An example of an application of Arzelà-Ascoli is that we can use it to prove that the following operator is compact: $ T: C(X) \to C(Y), f \mapsto \int_X f(x) k(x,y)dx$ where $f \in C(X), k \in C(X \times Y)$ and $X,Y$ are compact metric spaces.
To prove that $T$ is compact we can show that $\overline{TB_{\|\cdot\|_\infty} (0, 1)}$ is bounded and equicontinuous so that by Arzelà-Ascoli we get what we want. It's clear to me that if $TB_{\|\cdot\|_\infty} (0,1)$ is bounded then $\overline{TB_{\|\cdot\|_\infty} (0, 1)}$ is bounded too. What is not clear to me is why $\overline{TB_{\|\cdot\|_\infty} (0, 1)}$ is equicontinuous if $TB_{\|\cdot\|_\infty} (0, 1)$ is.

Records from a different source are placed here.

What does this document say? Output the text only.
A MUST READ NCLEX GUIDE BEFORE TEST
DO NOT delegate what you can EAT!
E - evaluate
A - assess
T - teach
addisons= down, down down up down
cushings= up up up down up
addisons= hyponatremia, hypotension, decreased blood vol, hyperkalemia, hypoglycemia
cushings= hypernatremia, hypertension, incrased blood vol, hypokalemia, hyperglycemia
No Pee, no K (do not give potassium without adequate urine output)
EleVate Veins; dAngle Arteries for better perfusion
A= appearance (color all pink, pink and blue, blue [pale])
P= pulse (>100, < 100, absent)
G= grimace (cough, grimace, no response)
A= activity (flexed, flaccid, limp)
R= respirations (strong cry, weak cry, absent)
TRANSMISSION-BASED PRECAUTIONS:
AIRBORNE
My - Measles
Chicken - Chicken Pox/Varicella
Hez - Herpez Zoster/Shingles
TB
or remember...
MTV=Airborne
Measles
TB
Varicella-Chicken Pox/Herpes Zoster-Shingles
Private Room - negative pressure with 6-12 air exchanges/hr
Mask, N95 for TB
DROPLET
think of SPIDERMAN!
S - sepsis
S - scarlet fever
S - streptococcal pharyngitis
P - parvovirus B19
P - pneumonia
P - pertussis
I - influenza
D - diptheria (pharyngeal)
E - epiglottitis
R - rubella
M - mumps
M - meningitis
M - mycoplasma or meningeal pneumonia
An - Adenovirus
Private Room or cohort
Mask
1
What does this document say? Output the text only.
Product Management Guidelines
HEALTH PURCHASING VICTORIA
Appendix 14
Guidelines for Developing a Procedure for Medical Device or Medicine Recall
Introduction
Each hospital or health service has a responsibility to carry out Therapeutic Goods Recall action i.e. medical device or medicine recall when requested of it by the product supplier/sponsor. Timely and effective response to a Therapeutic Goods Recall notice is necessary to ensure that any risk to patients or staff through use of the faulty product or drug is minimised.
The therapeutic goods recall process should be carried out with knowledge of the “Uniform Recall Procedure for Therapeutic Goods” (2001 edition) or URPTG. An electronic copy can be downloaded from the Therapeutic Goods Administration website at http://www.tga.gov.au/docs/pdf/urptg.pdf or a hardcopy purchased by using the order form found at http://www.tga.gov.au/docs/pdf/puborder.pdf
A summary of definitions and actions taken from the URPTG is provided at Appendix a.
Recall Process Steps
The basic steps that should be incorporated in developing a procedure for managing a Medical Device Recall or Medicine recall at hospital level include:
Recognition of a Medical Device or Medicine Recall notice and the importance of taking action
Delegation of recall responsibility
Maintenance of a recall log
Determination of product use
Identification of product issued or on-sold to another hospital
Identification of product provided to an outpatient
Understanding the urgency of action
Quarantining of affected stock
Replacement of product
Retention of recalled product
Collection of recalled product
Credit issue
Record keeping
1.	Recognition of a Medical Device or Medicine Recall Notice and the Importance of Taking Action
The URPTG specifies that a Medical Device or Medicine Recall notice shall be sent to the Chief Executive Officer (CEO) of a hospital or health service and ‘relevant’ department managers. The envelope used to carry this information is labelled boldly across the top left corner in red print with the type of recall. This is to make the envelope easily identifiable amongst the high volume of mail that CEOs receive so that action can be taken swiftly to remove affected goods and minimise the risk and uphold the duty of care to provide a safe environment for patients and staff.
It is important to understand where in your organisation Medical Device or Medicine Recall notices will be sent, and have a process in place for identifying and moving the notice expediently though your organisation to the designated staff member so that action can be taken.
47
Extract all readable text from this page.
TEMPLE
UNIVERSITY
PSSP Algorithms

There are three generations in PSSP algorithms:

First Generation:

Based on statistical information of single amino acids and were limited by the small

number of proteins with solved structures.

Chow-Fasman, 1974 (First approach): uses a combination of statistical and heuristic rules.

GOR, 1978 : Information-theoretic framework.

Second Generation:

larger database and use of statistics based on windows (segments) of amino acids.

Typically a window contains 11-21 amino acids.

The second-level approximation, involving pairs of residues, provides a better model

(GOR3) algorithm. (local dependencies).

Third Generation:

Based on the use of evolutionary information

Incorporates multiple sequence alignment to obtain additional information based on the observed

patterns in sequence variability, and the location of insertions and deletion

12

I think about it as follows: $TB_{\|\cdot\|_\infty} (0, 1)$ is dense in $\overline{TB_{\|\cdot\|_\infty} (0, 1)}$ with respect to $\|\cdot\|_\infty$ hence all $f$ in $\overline{TB_{\|\cdot\|_\infty} (0, 1)}$ are continuous (since they are uniform limits of continuous sequences). Since $Y$ is compact they are uniformly continuous. Now I don't know how to argue why I get equicontinuity from this. Thanks for your help.